German Trejo is a Mexican-American political consultant and president of Battleground Solutions. The company serves Democratic candidates and progressive non-profit organizations.

== Early life ==
Trejo was born in Morelia, Mexico. He moved to the US in 1998, and attended Ohio State University, at first majoring in architecture, and later in political science and international studies. He graduated in 2004. At Ohio he was vice president of its Council of Hispanic Organization, an unsuccessful candidate for vice president of the Undergraduate Student Government, and co-chair of its Underrepresented Constituency Committee.

== Career ==
After graduating Trejo was appointed, from 2006–2009, to an unpaid position as consejero (adviser) to the Mexican government's Institute of Mexicans Abroad. He has worked in three presidential races: Wisconsin in 2004, Ohio in 2008, and Florida in 2012. In 2004 he served as the Hispanic Outreach Director in Wisconsin for the Kerry-Edwards campaign.

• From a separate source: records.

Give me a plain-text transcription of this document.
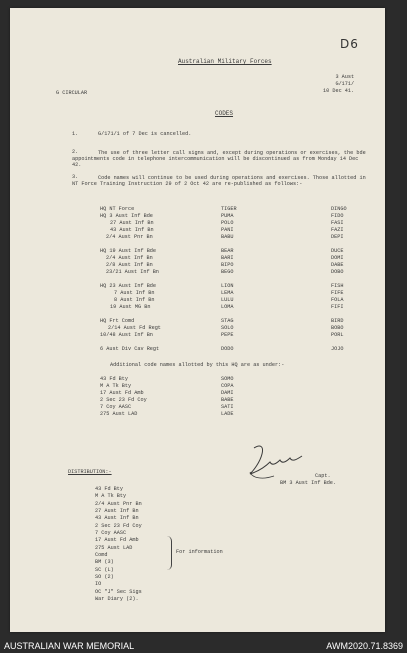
D6
Australian Military Forces
3 Aust
G/171/
10 Dec 41.
G CIRCULAR
CODES
1.	G/171/1 of 7 Dec is cancelled.
2.	The use of three letter call signs and, except during operations or exercises, the bde appointments code in telephone intercommunication will be discontinued as from Monday 14 Dec 42.
3.	Code names will continue to be used during operations and exercises. Those allotted in NT Force Training Instruction 29 of 2 Oct 42 are re-published as follows:-
HQ NT Force	TIGER	DINGO
HQ 3 Aust Inf Bde	PUMA	FIDO
27 Aust Inf Bn	POLO	FASI
43 Aust Inf Bn	PANI	FAZI
2/4 Aust Pnr Bn	BABU	DEPI
HQ 19 Aust Inf Bde	BEAR	DUCE
2/4 Aust Inf Bn	BARI	DOMI
2/8 Aust Inf Bn	BIPO	DABE
23/21 Aust Inf Bn	BEGO	DOBO
HQ 23 Aust Inf Bde	LION	FISH
7 Aust Inf Bn	LEMA	FIFE
8 Aust Inf Bn	LULU	FOLA
19 Aust MG Bn	LOMA	FIFI
HQ Frt Comd	STAG	BIRD
2/14 Aust Fd Regt	SOLO	BOBO
10/48 Aust Inf Bn	PEPE	PORL
6 Aust Div Cav Regt	DODO	JOJO
Additional code names allotted by this HQ are as under:-
43 Fd Bty	SOMO
M A Tk Bty	COPA
17 Aust Fd Amb	DAMI
2 Sec 23 Fd Coy	BABE
7 Coy AASC	SATI
275 Aust LAD	LADE
Capt.
BM 3 Aust Inf Bde.
DISTRIBUTION:-
43 Fd Bty
M A Tk Bty
2/4 Aust Pnr Bn
27 Aust Inf Bn
43 Aust Inf Bn
2 Sec 23 Fd Coy
7 Coy AASC
17 Aust Fd Amb
275 Aust LAD
Comd
BM (3)
SC (L)
SO (2)
IO
OC "J" Sec Sigs
War Diary (2).
For information
AUSTRALIAN WAR MEMORIAL	AWM2020.71.8369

As of 2007 he was the southeastern Ohio director of the Ohio Democratic Party.

Trejo was involved in 2009 in Centro Mexicano, a proposed community center in Columbus, Ohio. Trejo promoted the center's plans to house a Mexican consulate, a training center for Latinos, and a business services center targeting the Hispanic community. He presented the center as a nonprofit organization while trying to secure funding, though he had not incorporated it as a nonprofit with the state, and allegedly told investors that it was financially secure. Seven months after it was supposed to have opened, the center filed for Chapter 7 bankruptcy, listing $615 in assets and over $168,000 in debts.

In 2011 Trejo founded G&T Consulting, a political-consulting firm catering to Latino Democratic candidates. Since 2013 he has served as the president of Battleground Solutions. In 2013 he joined the board of Democracy Win.